Weekly tax brief

CGT revenue growth could slow as business owners explore alternative exit routes

28 February 2023
When business owners are planning for a future exit, there are various options to consider. These include the traditional trade sale route, with or without private equity (PE) backing, PE investment, or options involving those currently in the business such as a management buyout (MBO) or a sale to an employee ownership trust (EOT).

As with most things, there are pros and cons of each option, and the chosen route needs to reflect the business owner’s priorities and longer-term objectives. For example, a trade sale can in some circumstances provide the option of a clean break, whereas PE involvement will mean retaining a stake in the business but can also result in higher multiples and a better price on exit. Whilst deal volumes have reduced from their peak during late 2020 and 2021, there is still a significant amount of dry powder to be deployed by PE, which is keeping the market active and pricing strong. 

However, we are starting to see many more enquiries from business owners wanting to explore alternative routes to a traditional exit, which in turn could slow the growth of capital gains tax receipts over the coming years. Many business owners, whilst seeking a ‘fair’ value for the business, will be less motivated by pricing and more interested in other considerations such as continuity of the business, or preservation of a culture which reflects their own values, in which case an EOT or MBO could be attractive. 

To encourage employee ownership, there are significant tax advantages for owners who sell a controlling stake in a business to an EOT as, providing certain conditions are met, the capital gain arising is tax free. There are continuing tax benefits to an EOT, such as the ability to pay income tax free annual bonuses to employees of up to £3,600. Whilst there are strict requirements which need to be met to access these advantages, it is perhaps not surprising that EOTs as an exit route have been increasing in popularity. 

To put this into context, the number of employee-owned companies is still modest but rapidly increasing – in June 2022 there were approximately 1,030 such businesses, but by December 2022 this had increased to 1,300. In January 2021, 1 in 20 business sales was to an EOT. The most widely known employee-owned business is the John Lewis Partnership (which isn’t in fact a partnership, but a trust structure). 

Capital gains tax (CGT) receipts have seen huge growth in recent years, in part due to the sale on shares in unlisted companies, and were £13.2bn in January 2023 alone (compared to £10.7bn in January 2022). The increasing trend of EOT disposals carrying a 0% CGT rate has the potential to cause a significant slowdown in the growth of CGT receipts.

An EOT structure is not appropriate for everyone and there are concerns some may be rushing into such structures for the wrong reasons. On a practical level, thought needs to be given to how the purchase will be funded and the timeframe. Generally, the vendor will require an ‘up-front’ payment of consideration, which may be debt funded, with the balance of consideration being deferred and paid out of future profits of the business. This route will only suit highly profitable businesses which can secure and afford the debt or be able to self-fund entirely. Whilst the tax benefits are tempting, it is important to make sure that the business objectives are aligned with long term employee ownership, as unwinding the structure can be costly from a tax perspective. 

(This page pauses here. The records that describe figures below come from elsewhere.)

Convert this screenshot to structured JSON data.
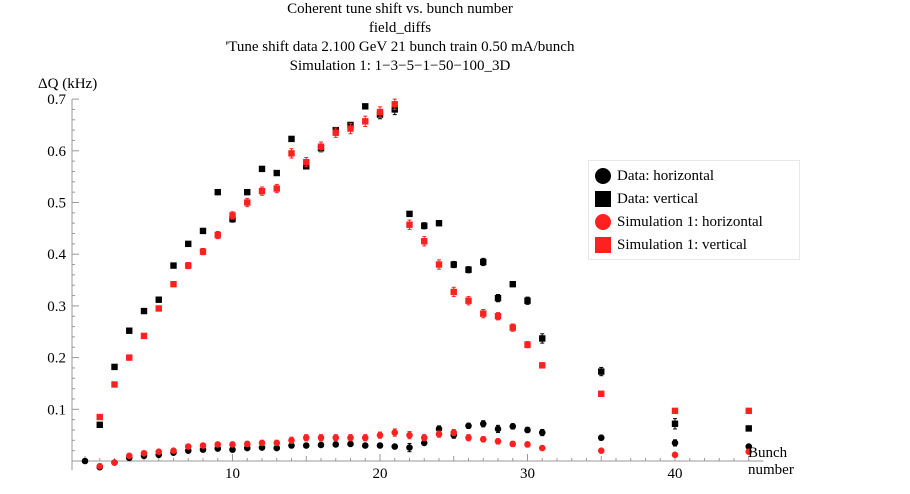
{
  "chart_data": {
    "type": "scatter",
    "title_lines": [
      "Coherent tune shift vs. bunch number",
      "field_diffs",
      "'Tune shift data 2.100 GeV  21 bunch train  0.50 mA/bunch",
      "Simulation 1: 1−3−5−1−50−100_3D"
    ],
    "ylabel": "ΔQ (kHz)",
    "xlabel_lines": [
      "Bunch",
      "number"
    ],
    "xlim": [
      -0.5,
      46
    ],
    "ylim": [
      -0.01,
      0.7
    ],
    "xticks": [
      10,
      20,
      30,
      40
    ],
    "yticks": [
      0.1,
      0.2,
      0.3,
      0.4,
      0.5,
      0.6,
      0.7
    ],
    "ytick_labels": [
      "0.1",
      "0.2",
      "0.3",
      "0.4",
      "0.5",
      "0.6",
      "0.7"
    ],
    "legend_position": "right",
    "series": [
      {
        "name": "Data: horizontal",
        "marker": "circle",
        "color": "#000000",
        "x": [
          0,
          1,
          2,
          3,
          4,
          5,
          6,
          7,
          8,
          9,
          10,
          11,
          12,
          13,
          14,
          15,
          16,
          17,
          18,
          19,
          20,
          21,
          22,
          23,
          24,
          25,
          26,
          27,
          28,
          29,
          30,
          31,
          35,
          40,
          45
        ],
        "y": [
          0.0,
          -0.012,
          -0.003,
          0.006,
          0.01,
          0.012,
          0.016,
          0.02,
          0.022,
          0.024,
          0.022,
          0.025,
          0.026,
          0.025,
          0.03,
          0.03,
          0.031,
          0.032,
          0.033,
          0.03,
          0.03,
          0.028,
          0.026,
          0.035,
          0.062,
          0.05,
          0.068,
          0.072,
          0.062,
          0.067,
          0.06,
          0.055,
          0.045,
          0.035,
          0.028
        ],
        "err": [
          0,
          0,
          0,
          0,
          0,
          0,
          0,
          0,
          0,
          0,
          0,
          0,
          0,
          0,
          0,
          0,
          0,
          0,
          0,
          0,
          0,
          0,
          0.008,
          0,
          0.006,
          0.006,
          0.005,
          0.006,
          0.007,
          0.005,
          0.005,
          0.006,
          0,
          0.006,
          0
        ]
      },
      {
        "name": "Data: vertical",
        "marker": "square",
        "color": "#000000",
        "x": [
          1,
          2,
          3,
          4,
          5,
          6,
          7,
          8,
          9,
          10,
          11,
          12,
          13,
          14,
          15,
          16,
          17,
          18,
          19,
          20,
          21,
          22,
          23,
          24,
          25,
          26,
          27,
          28,
          29,
          30,
          31,
          35,
          40,
          45
        ],
        "y": [
          0.07,
          0.182,
          0.252,
          0.29,
          0.312,
          0.378,
          0.42,
          0.445,
          0.52,
          0.468,
          0.52,
          0.565,
          0.557,
          0.623,
          0.57,
          0.605,
          0.64,
          0.65,
          0.686,
          0.67,
          0.68,
          0.478,
          0.455,
          0.46,
          0.38,
          0.37,
          0.385,
          0.315,
          0.342,
          0.31,
          0.237,
          0.173,
          0.072,
          0.063
        ],
        "err": [
          0,
          0,
          0,
          0,
          0,
          0,
          0,
          0,
          0,
          0.006,
          0,
          0,
          0,
          0,
          0,
          0.007,
          0,
          0,
          0,
          0.008,
          0.01,
          0,
          0.006,
          0.005,
          0.006,
          0.006,
          0.007,
          0.007,
          0,
          0.007,
          0.009,
          0.008,
          0.01,
          0
        ]
      },
      {
        "name": "Simulation 1: horizontal",
        "marker": "circle",
        "color": "#ff2020",
        "x": [
          1,
          2,
          3,
          4,
          5,
          6,
          7,
          8,
          9,
          10,
          11,
          12,
          13,
          14,
          15,
          16,
          17,
          18,
          19,
          20,
          21,
          22,
          23,
          24,
          25,
          26,
          27,
          28,
          29,
          30,
          31,
          35,
          40,
          45
        ],
        "y": [
          -0.01,
          -0.003,
          0.01,
          0.015,
          0.018,
          0.02,
          0.028,
          0.03,
          0.032,
          0.032,
          0.033,
          0.035,
          0.035,
          0.04,
          0.045,
          0.045,
          0.045,
          0.045,
          0.045,
          0.05,
          0.055,
          0.05,
          0.045,
          0.052,
          0.055,
          0.045,
          0.042,
          0.038,
          0.033,
          0.032,
          0.025,
          0.02,
          0.012,
          0.018
        ],
        "err": [
          0,
          0,
          0,
          0,
          0,
          0,
          0.004,
          0.004,
          0.004,
          0.004,
          0.005,
          0.005,
          0.005,
          0.006,
          0.006,
          0.006,
          0.006,
          0.006,
          0.006,
          0.006,
          0.007,
          0.007,
          0.006,
          0.006,
          0.006,
          0.006,
          0.005,
          0.005,
          0.005,
          0.005,
          0,
          0,
          0,
          0
        ]
      },
      {
        "name": "Simulation 1: vertical",
        "marker": "square",
        "color": "#ff2020",
        "x": [
          1,
          2,
          3,
          4,
          5,
          6,
          7,
          8,
          9,
          10,
          11,
          12,
          13,
          14,
          15,
          16,
          17,
          18,
          19,
          20,
          21,
          22,
          23,
          24,
          25,
          26,
          27,
          28,
          29,
          30,
          31,
          35,
          40,
          45
        ],
        "y": [
          0.085,
          0.148,
          0.2,
          0.242,
          0.295,
          0.342,
          0.378,
          0.405,
          0.437,
          0.475,
          0.5,
          0.522,
          0.527,
          0.595,
          0.578,
          0.608,
          0.635,
          0.643,
          0.657,
          0.675,
          0.69,
          0.457,
          0.425,
          0.38,
          0.327,
          0.31,
          0.285,
          0.28,
          0.258,
          0.225,
          0.185,
          0.13,
          0.097,
          0.097
        ],
        "err": [
          0,
          0,
          0,
          0,
          0,
          0,
          0.006,
          0.006,
          0.007,
          0.007,
          0.008,
          0.008,
          0.008,
          0.009,
          0.009,
          0.009,
          0.009,
          0.01,
          0.01,
          0.01,
          0.01,
          0.009,
          0.009,
          0.009,
          0.009,
          0.008,
          0.008,
          0.007,
          0.007,
          0.006,
          0.005,
          0.005,
          0.004,
          0.004
        ]
      }
    ]
  }
}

An EOT will not be the right option for all businesses, particularly those with a further exit on the horizon, and MBOs are an excellent alternative where there is a strong management team in place who want to drive the next phase of growth of the business. This route, as with an EOT, is unlikely to secure the highest price, but provides other benefits to the exiting owner. These benefits include a lighter touch due diligence and non-financial considerations such as the continuity of the business. The transaction may be funded by profits generated by the business or may be debt funded or PE-backed, with the latter more likely to result in far heavier scrutiny and due diligence process. In most cases, as with an EOT, the consideration will be deferred to ensure cash flow affordability for the ongoing business. 

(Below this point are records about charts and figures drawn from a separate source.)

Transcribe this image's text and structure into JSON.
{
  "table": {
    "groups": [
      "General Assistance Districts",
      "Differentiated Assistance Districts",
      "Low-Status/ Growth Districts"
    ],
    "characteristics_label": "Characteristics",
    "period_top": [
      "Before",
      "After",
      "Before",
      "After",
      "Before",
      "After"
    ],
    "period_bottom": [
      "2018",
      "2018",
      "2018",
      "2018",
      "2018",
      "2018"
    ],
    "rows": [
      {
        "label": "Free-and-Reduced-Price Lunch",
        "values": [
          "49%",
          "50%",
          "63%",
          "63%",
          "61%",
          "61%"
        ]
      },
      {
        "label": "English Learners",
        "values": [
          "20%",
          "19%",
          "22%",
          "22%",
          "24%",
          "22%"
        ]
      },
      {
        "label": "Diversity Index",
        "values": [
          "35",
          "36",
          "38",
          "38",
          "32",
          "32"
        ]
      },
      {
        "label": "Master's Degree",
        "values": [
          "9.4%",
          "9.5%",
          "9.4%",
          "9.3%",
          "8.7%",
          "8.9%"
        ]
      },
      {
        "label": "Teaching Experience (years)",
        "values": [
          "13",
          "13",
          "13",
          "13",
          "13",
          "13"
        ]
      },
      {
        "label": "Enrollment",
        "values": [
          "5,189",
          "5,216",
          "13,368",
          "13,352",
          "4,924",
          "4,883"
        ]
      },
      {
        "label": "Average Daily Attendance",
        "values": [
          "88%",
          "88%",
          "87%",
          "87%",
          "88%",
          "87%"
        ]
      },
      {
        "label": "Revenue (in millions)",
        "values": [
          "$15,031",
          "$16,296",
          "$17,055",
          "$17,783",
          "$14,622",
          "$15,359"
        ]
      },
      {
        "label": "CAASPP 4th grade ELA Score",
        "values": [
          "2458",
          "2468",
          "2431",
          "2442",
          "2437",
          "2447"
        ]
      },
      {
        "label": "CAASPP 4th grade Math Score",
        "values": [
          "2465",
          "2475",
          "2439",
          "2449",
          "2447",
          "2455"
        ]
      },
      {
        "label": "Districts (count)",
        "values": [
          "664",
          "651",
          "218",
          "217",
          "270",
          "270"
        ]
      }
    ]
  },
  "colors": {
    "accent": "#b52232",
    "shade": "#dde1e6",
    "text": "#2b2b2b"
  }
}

Whilst there are no specific tax reliefs for an MBO, the vendor may be able to claim business asset disposal relief (BADR) and pay a reduced 10% tax rate on their first £1m of gains (this can of course apply to multiple family shareholders who are engaged in the business, to maximise the availability of relief). One of the concerns for business owners can be whether HMRC will accept the MBO is being undertaken for commercial reasons, as the sale proceeds can potentially be taxed like a dividend if not. HMRC’s view on this can be sought in advance and if approved, can allow for a business owner to sell a minority interest in their company to management and be subject to a CGT rate of 10% or 20% on any chargeable gain.

With the deal market cooling and wider uncertainty around what will happen to CGT rates following a general election, it is important that business owners understand the implications of each route and take steps ahead of the event to make sure that they and their business are well prepared.